Researchers in Ontario have developed a new method of transporting life-saving vaccines to remote and impoverished regions of the world at only a fraction of the cost of current techniques.

The research team from McMaster University in Hamilton, Ont. has found a way to eliminate current costly refrigeration methods or “cold-chain constant storage,” which stores vaccines at a temperature between 2 C and 8 C in order to keep them viable.

“One of the biggest problems is the need for refrigeration or what we call the cold-chain,” lead author Vincent Leung, an assistant professor of chemical engineering at McMaster University, told CTV’s Your Morning on Tuesday. “Right now, almost all vaccines on the market are required to be refrigerated from manufacturing all the way to the end user.”

The cold-chain method is considered to be a significant barrier to inoculating people in remote or poor regions of the world where they don’t always have the means or infrastructure to refrigerate and transport fragile vaccines.

“You can spend all kinds of money developing a vaccine, but if it is deactivated by high temperature an hour before you can give it to someone, it doesn’t matter,” co-author Ali Ashkar, a professor of pathology and molecular medicine specializing in immunology, said in a press release.

Leung said the new method they’ve developed could have the potential to save the lives of millions of people around the world who currently don’t have access to life-saving vaccines.

“Right now, there’s like 18.5 million children under the age of one that do not have access vaccines,” Leung said. “Every year, there’s about one and half million people that die from preventable diseases because they don’t have access to vaccines so this is a huge global health issue.”

In fact, transportation costs can often account for 80 per cent of the total cost of inoculation, according to the researchers.

In a study published Tuesday in the journal Scientific Reports, the academics share a new method of transportation that only requires two sugars that are already approved by the U.S. Food and Drug Administration (FDA) and Health Canada.

Leung said they mix the two sugars -- trehalose and pullulan – together with existing vaccines into a sugary gel. The combination allows the active ingredients in the vaccines to remain viable for eight weeks or more in elevated temperatures up to 40 C, according to the researchers.
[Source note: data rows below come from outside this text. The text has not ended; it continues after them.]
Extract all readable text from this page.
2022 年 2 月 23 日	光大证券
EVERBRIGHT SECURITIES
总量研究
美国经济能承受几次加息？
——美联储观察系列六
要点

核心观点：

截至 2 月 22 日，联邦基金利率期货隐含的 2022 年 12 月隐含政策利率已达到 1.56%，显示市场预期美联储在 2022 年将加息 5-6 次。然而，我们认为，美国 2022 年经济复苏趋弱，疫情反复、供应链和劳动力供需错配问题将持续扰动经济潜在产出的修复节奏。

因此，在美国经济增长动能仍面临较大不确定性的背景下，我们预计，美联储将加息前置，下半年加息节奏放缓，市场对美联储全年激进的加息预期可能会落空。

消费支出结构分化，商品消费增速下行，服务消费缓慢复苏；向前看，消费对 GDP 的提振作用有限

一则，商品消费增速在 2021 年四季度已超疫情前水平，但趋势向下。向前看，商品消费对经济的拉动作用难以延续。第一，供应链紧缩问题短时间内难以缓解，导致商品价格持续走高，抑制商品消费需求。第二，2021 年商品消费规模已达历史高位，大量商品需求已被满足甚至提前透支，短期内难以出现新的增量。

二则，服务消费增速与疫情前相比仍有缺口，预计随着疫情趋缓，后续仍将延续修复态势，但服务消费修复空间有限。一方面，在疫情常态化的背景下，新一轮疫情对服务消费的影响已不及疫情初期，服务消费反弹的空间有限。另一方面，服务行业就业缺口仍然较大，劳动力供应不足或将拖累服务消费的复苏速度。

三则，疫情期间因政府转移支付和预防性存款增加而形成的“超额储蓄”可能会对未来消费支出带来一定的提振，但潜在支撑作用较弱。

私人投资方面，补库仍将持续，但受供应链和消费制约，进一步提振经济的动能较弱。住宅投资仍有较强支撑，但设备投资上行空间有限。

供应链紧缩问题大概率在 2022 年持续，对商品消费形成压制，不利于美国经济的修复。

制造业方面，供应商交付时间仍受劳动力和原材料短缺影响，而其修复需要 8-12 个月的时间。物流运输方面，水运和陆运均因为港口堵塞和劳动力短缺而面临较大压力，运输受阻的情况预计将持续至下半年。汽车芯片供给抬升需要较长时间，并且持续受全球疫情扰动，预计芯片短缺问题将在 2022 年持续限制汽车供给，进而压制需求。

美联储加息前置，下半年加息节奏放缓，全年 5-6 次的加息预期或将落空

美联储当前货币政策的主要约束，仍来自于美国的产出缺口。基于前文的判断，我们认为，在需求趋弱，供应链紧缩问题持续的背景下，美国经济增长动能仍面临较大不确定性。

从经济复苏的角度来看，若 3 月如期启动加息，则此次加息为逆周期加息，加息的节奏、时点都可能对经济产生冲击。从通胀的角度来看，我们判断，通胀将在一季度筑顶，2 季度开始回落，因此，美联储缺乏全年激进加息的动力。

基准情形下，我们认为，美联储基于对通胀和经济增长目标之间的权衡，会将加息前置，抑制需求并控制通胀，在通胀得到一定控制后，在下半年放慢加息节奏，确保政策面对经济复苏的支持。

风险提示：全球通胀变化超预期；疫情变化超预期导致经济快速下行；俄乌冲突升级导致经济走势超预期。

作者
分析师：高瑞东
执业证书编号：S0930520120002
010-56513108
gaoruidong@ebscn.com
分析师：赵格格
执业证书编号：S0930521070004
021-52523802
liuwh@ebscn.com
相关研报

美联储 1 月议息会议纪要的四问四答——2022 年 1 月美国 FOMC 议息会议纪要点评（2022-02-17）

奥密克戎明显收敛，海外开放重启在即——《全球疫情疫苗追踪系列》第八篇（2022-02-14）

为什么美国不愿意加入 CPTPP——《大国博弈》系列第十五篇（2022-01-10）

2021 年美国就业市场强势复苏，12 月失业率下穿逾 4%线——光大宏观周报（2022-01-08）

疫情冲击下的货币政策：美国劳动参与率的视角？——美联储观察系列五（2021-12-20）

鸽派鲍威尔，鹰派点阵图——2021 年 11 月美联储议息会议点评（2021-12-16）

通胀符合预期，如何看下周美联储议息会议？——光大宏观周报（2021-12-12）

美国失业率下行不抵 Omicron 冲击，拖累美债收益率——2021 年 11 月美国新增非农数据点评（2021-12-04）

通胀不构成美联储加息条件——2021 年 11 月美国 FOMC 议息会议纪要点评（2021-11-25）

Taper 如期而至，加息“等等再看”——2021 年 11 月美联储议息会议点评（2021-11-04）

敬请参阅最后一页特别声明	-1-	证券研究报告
The academics said combining the sugars with vaccines is nearly as simple as stirring sugar into coffee. They have even used the method to create an edible coating for fruits and vegetables that can prolong their shelf life.

Once the sugars are combined with the vaccine, the mixture is dried down into a thin film before transportation, Leung said. When the end user receives the vaccine, Leung said they simply have to suspend it in saline water before they can administer it to patients.

The method creates “light, durable, and compact” doses of vaccines, the researchers said, which could be ideal for shipping medicine, such as the Ebola vaccine, to affected areas in Africa. For the study, the researchers used samples of vaccines for influenza virus and herpes simplex virus to inoculate mice because they have similar immune responses to humans.

Furthermore, the research team said this way of preparing and storing vaccines eliminates nearly all of the typical costs associated with transporting inoculations.

Leung said it will still be at least three to five years before their method could be commercialized because they still need to conduct more regulatory testing to ensure it’s completely safe and easily deployable.

“To imagine that something we worked on in the lab could one day be used to save people's lives is very exciting,” he said.